PREP. SCHOOL DAYS
To every man there comes a moment that marks the turning point of his career. For me it was a certain Saturday morning in the autumn of 1891. As I look back upon it, across the years, I feel something of the same thrill that stirred my boyish blood that day and opened a door through which I looked into a new world.
I had just come to the city, a country boy, from my home in Lisle, N. Y., to attend the Horace Mann School. As I walked across Madison Square, I glanced toward the old Fifth Avenue Hotel, where my eyes fell upon the scene depicted in the accompanying picture. Almost before I was aware of it my curiosity led me to mingle with the crowd surging in and out of the hotel, and I learned by questioning the bystanders that it was the headquarters of the Yale team, which that afternoon was to play Princeton at the Polo Grounds. The players were about to leave the hotel for the field, and I hurried inside to catch a glimpse of them.
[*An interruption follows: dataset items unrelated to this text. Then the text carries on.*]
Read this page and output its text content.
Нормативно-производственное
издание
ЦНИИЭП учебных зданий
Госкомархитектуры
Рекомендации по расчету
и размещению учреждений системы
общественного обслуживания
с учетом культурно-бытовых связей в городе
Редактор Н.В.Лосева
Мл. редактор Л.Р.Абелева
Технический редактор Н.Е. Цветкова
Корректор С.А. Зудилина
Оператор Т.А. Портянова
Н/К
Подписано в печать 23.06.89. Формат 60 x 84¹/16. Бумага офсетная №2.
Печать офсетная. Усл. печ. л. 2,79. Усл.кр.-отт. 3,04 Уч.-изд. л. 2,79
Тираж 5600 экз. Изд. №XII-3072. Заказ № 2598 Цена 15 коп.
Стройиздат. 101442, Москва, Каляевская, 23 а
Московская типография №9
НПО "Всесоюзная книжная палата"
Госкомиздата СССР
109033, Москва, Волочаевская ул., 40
The air was charged with enthusiasm, and I soon caught the infection—although it was all new to me then—of the vital power of college spirit which later so completely dominated my life. I recall with vividness how I lingered and waited for something to happen. Men were standing in groups, and all eyes were centered upon the heroes of the team. Every one was talking football. Some of the names heard then have never been forgotten by me. There was the giant Heffelfinger whom every one seemed anxious to meet. I was told that he was the crack Yale guard. I looked at him, and, then and there, I joined the hero worshippers.
I also remember Lee McClung, the Yale captain, who seemed to realize the responsibilities that rested upon his shoulders. There was an air of restraint upon him. In later years he became Treasurer of the United States and his signature was upon the country’s currency. My most vivid recollection of him will be, however, as he stood there that day in the corridor of the famous old hotel, on the day of a great football conflict with Princeton. Then Sanford was pointed out to me, the Yale center-rush. I recall his eagerness to get out to the “bus” and to be on his way to the field. When the starting signal was given by the captain, Sanford’s huge form was in the front rank of the crowd that poured out upon the sidewalk.
The whole scene was intensely thrilling to me, and I did not leave until the last player had entered the “bus” and it drove off. Crowds of Yale men and spectators gave the players cheer after cheer as they rolled away. The flags with which the “bus” was decorated waved in the breeze, and I watched them with indescribable fascination until they were out of sight. The noise made by the Yale students I learned afterwards was college cheering, and college cheers once heard by a boy are never forgotten.
Many in that throng were going to the game. I could not go, but the scene that I had just witnessed gave me an inspiration. It stirred something within me, and down deep in my soul there was born a desire to go to college.